Father Charles Irvin

But when you give alms, do not let your left hand know what your right hand is doing (Matthew 6:3). This teaching of Jesus is primarily concerned with keeping us from being puffed up with pride and self-satisfaction. There is more to it, however, because generosity is likewise an extension of unconditional love, the sort of total self-giving that Jesus exemplified by dying for us on the cross.

It is the quality of giving without entailing conditions that I want to point out here. Have you known others who are generous but really are giving money in order to get something in return, who give in order to influence the recipient to do this, that, or another thing? Those who give money to politicians are not really being generous at all; they are investing in an outcome they want. Can you think of times when you have given in similar fashion, given in order to get in return an outcome in your recipient’s behavior? Is that love on your part?

But generosity isn’t just about money; it’s about other things too. What about being generous with our forgiveness? Are we generous there? God has been infinitely generous in giving us his forgiveness. The next time you are in church, spend a few moments gazing on the image of Christ nailed to a cross. Think about how generous God has been in giving you his forgiveness and then consider your own generosity in forgiving others.

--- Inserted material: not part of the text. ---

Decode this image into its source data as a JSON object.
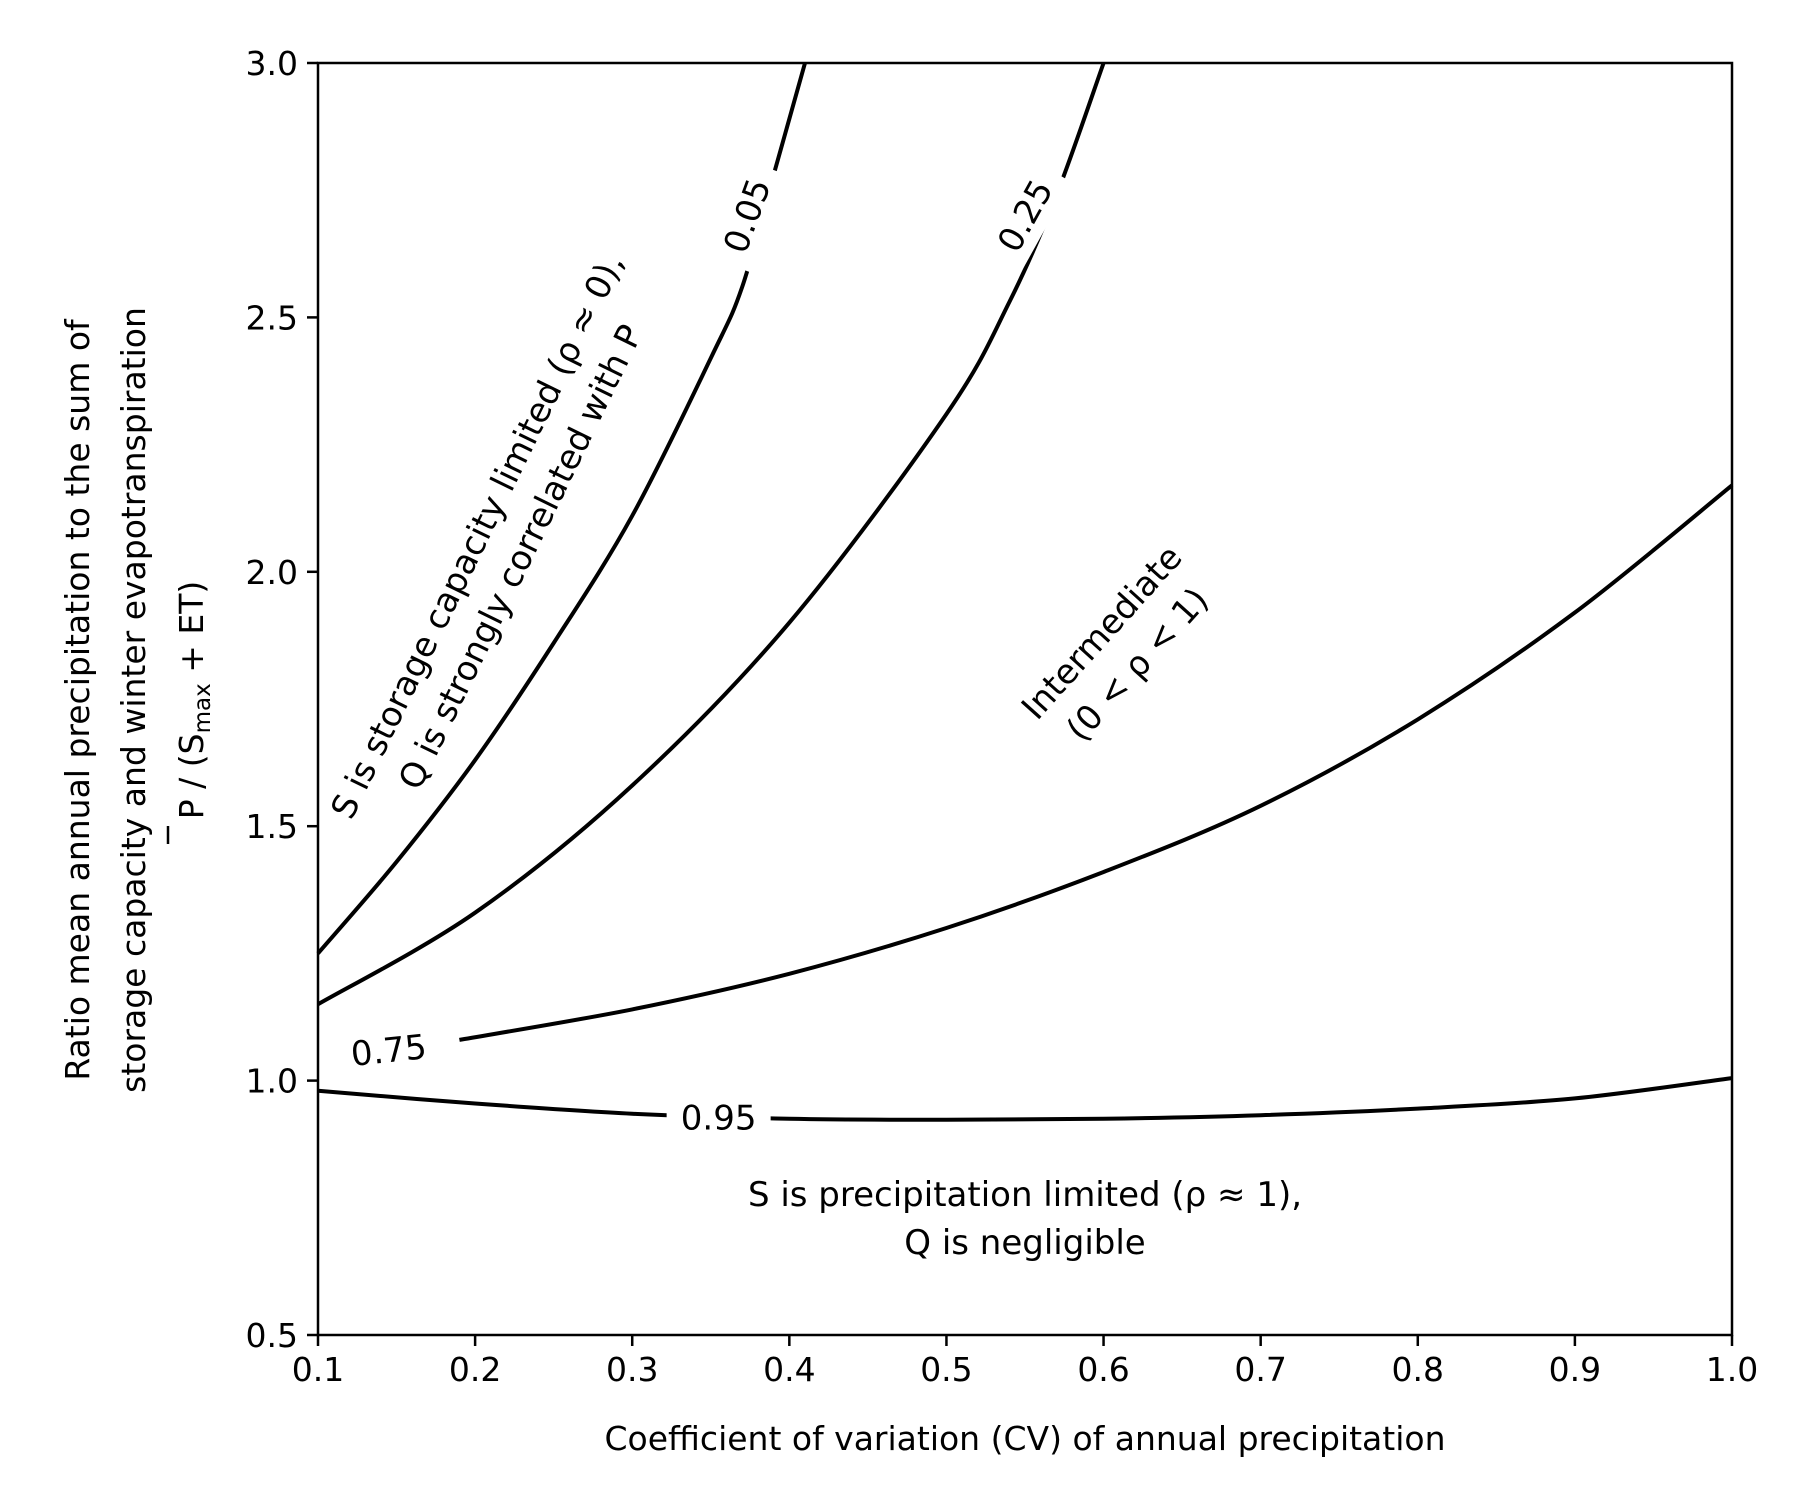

Then there’s our time. Sometimes time is more precious to us than money. We need to be generous in sharing our time, particularly with our loved ones. Then, too, there are lots of kids who are starved for time and affection from their parents. Are we generous in listening to what they have to say, in hearing what’s in their hearts?

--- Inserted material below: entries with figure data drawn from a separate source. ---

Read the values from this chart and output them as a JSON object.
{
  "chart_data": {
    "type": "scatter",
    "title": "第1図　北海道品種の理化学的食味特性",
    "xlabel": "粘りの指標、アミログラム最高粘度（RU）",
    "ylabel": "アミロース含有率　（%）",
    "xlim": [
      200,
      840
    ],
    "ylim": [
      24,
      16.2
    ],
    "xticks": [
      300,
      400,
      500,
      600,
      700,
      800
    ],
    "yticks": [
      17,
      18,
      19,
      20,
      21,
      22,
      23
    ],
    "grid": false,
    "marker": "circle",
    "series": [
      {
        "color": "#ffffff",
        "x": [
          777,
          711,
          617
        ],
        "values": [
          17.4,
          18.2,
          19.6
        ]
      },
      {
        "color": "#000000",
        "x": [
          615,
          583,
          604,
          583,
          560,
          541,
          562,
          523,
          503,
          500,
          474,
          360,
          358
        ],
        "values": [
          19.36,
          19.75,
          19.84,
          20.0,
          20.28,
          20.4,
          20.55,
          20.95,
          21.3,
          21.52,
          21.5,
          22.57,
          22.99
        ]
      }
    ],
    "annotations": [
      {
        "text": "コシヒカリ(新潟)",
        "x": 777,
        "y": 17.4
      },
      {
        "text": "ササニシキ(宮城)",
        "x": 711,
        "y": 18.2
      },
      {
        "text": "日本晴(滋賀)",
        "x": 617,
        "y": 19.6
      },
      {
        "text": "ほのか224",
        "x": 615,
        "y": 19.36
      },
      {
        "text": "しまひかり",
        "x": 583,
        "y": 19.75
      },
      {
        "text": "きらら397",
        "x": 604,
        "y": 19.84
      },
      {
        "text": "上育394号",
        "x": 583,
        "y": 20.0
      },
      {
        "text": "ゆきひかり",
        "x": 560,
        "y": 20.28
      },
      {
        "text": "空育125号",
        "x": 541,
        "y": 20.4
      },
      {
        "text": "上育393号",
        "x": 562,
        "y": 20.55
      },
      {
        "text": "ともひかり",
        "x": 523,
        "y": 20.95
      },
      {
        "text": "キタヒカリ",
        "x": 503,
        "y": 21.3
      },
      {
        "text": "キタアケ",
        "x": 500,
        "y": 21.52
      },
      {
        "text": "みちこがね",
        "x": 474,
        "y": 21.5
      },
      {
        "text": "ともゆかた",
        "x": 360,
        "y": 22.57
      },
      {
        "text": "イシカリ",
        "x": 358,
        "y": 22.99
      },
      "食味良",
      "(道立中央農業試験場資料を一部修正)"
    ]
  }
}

Finally, instead of being narrow, restrictive, and judgmental of others, let’s you and I be more generous in our opinions of them. Let’s be generous in every way we can and not count the cost. God didn’t!

Faith is reasonable

Father Charles Irvin

There are those who think faith is nothing more than blind acceptance, something that is unreasonable. I don’t. I think faith is something that is reasonable, because there is evidence that an answer will eventually come. Faith and mystery go together. After all, when you are dealing with a mystery, you are dealing with clues. It’s just that all of the clues do not yet add up to certainty. Faith and certainty cannot coexist in the same mind at the same time.

Faith and love are journeys into mystery. Take love, for instance. When you love people, you believe in them. You believe in them even though there’s a certain amount of uncertainty involved. You can’t tell someone you love him unless you believe in him, and you can’t believe in someone, really believe in him, unless you love him.

Both faith and love are choices. Both are acts of the mind. They are not simply feelings, they are choices. Affection is a feeling, an emotion. One chooses to love, just as one chooses to believe –  even though there is a certain amount of mystery involved, even though there is yet more to discover and know.

How can our Creator become one of his creatures? That is a great mystery. Why does God love me? That, too, is a great mystery. But the evidence is that God has become human, and, moreover, the evidence is that God loves me. All of our encounters with God are mysteries. We can ask “Why?” and we can ask “How?” but, in the end, the union between us is found in love and that union is the result of love – God loves me, and I love God. That is the core of all spirituality; God offers himself to us and we respond – the offer and the response being bonded together in love.

The great saints were all great lovers. Their faith was great and their resulting love was greater still. It is love that gives us the assurance of our faith. In love we see what we could not see before. Blaise Paschal famously declared: “The heart has its reasons the mind knows not of.”

Journey into the mystery – have faith in the love of God!